Consider this: President Obama’s budget, released last month, proposed increasing government spending by $1.1 trillion over ten years, with tax increases of $862 billion to keep the country’s debt on a sustainable path. The Republican budget calls for more than $6 trillion in spending cuts over the same period, without any increase in tax revenue, to close the annual US deficit by 2024.
The New York Times somewhat unfairly called Obama’s budget “utopian” for proposing policy ideas that were unpopular with Republicans and thus politically dubious, but by those standards, this budget is downright nuts.
Take just two examples. First, the ol’ magic asterisk: This budget proposes $1.1 trillion in unspecified cuts from a set of spending programs that includes agricultural subsidies, tuition grants for low-income college students, food stamps, disability payments and the earned income tax credit. As budget expert Bob Greenstein notes, Republicans could barely pass a $40 billion cut to the food stamp program last year over the objections of Democrats and even some of their own party members. Finding $1.1 trillion more seems completely unlikely.
Second, there’s health care. The Republican budget promises to repeal all of the spending in Obamacare, while keeping the revenue and the cost-savings. It’s hard to imagine, politically or economically, the complete elimination of the rules the health insurance market follows; as James Pethokoukis points out, there are conservative health care alternatives that wouldn’t completely disrupt health care, but they cost money, too.

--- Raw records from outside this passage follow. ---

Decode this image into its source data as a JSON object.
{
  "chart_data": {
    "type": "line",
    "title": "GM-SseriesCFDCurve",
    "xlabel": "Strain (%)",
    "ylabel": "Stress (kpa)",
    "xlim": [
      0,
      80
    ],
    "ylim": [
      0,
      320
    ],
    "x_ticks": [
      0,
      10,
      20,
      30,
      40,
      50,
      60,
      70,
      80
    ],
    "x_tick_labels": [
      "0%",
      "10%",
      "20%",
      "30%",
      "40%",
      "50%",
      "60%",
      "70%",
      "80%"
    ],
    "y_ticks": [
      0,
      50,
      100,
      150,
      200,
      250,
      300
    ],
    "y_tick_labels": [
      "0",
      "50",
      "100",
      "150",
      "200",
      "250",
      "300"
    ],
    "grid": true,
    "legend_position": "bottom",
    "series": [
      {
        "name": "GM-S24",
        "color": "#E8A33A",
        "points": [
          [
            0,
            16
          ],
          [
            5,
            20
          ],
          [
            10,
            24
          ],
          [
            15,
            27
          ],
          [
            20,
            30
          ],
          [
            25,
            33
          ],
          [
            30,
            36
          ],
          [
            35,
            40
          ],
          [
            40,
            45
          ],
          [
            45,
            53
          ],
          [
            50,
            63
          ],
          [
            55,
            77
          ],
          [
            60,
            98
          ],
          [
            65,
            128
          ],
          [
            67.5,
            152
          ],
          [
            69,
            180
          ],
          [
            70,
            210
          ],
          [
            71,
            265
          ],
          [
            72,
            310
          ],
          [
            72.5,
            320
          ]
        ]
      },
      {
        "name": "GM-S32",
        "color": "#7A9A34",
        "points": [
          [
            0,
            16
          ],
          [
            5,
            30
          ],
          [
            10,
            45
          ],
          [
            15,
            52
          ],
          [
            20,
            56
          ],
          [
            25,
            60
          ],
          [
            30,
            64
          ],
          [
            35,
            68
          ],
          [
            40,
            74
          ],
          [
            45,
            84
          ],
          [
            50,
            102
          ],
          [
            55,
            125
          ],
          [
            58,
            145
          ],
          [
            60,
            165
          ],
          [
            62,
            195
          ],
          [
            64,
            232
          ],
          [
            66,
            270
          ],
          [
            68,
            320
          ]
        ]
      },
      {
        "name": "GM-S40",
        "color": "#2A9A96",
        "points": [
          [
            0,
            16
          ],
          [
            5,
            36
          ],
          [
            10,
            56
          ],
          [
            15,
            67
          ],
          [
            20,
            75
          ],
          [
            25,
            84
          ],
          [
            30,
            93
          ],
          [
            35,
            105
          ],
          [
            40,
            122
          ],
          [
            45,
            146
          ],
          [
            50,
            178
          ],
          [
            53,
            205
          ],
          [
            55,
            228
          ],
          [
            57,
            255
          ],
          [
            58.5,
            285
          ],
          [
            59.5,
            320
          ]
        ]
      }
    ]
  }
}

We could go on about defense-funding gimmicks, but it’s not worth missing the forest for the trees. With the US apparently entering a period of low but steady economic growth, this is an ideal period to relax austerity and reduce the debt. With the end of the split Congress after Republicans won control of both chambers, pundits hoped for a more straightforward negotiation between the White House and a Republican congress, and the kind of incremental deal-making that led to larger-than-expected fiscal gains during the late nineties, the last time the US faced this political split.
But instead of small deals, perhaps drawn from among the myriad compromise proposals drafted in and out of government over the last few years, House Republicans have managed to draft a bill that’s too hot for even the Republican senate, which will pass its own bill with much less damning political detail.